Read a biography or autobiography from the library of someone, not necessarily of grand stature, but of someone who beat the odds, or started to triumph late in Life; someone who started a second or third career; someone who did not come from wealth, yet, who excelled with prolific creativity.

Read a book from the library about anything other than what you would normally read about.

Pick up your camera and take pictures from your window.  Take pictures of objects in your home.  Print them.  Make a collage of the photos, or glue them into a journal and write about your feelings.

Spend a weekend playing wonderful music throughout the house or apartment and commit to relaxing activities like daydreaming, cloud gazing, and writing cheerful note cards to others.  Put on a slow pot of soup while you are doing this, or bake cookies to eat or give to someone else.  Sit down to a cup of fine coffee or a beautiful place setting for a cup of tea.

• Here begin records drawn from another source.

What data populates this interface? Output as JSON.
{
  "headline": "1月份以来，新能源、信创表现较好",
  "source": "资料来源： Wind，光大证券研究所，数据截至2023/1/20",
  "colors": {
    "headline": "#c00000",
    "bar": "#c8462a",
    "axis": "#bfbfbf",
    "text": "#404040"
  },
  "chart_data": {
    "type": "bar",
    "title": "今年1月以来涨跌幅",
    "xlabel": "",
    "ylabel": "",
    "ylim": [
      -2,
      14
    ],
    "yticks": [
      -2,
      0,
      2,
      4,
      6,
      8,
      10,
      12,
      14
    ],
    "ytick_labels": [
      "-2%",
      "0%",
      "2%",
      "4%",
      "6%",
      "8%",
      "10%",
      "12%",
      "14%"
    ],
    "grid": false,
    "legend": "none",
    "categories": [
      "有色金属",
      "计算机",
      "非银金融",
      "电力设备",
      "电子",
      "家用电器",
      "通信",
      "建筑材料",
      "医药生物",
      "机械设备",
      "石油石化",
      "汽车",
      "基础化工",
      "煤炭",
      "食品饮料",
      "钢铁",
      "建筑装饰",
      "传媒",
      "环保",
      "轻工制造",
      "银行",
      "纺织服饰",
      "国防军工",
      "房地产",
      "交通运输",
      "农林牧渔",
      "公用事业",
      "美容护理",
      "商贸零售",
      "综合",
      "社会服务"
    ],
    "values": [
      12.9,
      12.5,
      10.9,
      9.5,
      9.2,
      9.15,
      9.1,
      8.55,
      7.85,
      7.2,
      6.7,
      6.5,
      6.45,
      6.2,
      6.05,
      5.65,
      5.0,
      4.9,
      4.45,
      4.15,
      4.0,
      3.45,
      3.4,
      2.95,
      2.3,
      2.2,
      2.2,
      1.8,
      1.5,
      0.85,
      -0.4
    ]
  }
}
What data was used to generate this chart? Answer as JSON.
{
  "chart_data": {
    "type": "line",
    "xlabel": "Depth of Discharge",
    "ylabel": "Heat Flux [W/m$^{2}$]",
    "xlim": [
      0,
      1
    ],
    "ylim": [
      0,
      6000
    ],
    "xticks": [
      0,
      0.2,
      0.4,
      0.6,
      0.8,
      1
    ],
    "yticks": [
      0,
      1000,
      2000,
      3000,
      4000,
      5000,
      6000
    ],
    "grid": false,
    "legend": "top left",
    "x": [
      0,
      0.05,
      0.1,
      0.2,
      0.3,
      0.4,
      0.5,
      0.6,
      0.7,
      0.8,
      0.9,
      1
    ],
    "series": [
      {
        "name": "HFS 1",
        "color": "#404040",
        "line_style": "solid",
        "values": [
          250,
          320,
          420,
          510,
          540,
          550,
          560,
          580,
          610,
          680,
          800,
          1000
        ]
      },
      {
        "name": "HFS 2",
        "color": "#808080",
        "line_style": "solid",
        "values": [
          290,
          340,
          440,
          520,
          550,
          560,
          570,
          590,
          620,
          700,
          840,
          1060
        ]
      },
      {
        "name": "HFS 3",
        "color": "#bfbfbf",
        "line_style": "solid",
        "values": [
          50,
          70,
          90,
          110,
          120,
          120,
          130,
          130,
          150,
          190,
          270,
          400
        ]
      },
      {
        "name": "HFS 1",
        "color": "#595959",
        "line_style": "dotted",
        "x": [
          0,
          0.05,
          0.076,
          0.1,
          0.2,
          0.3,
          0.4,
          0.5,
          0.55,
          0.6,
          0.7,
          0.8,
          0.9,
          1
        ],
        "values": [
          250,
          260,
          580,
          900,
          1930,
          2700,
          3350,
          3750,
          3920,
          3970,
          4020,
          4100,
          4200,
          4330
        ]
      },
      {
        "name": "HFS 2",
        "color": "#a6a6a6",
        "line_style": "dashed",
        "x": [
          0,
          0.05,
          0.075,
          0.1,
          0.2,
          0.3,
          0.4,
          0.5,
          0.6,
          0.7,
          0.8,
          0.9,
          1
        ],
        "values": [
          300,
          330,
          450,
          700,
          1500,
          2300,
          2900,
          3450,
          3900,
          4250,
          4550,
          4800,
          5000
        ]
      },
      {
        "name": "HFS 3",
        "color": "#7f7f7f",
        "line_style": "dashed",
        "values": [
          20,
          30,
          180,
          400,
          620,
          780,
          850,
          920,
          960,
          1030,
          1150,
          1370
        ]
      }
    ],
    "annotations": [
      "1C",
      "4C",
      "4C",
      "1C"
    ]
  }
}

Go someplace where you can dance.

Go to a movie in the middle of the day.

Take a bus ride or train ride to another city for the day, by yourself, and walk around; visit shops, have a meal, go to a museum or art gallery; and come back home.  Watch the scenery as you travel.

Do something you have never done.

     We don’t have to have a lot of resources to bring joy, a new perspective, a sense of being “on vacation”, or a sense of being nurtured, in order to put one’s self on a path of renewal.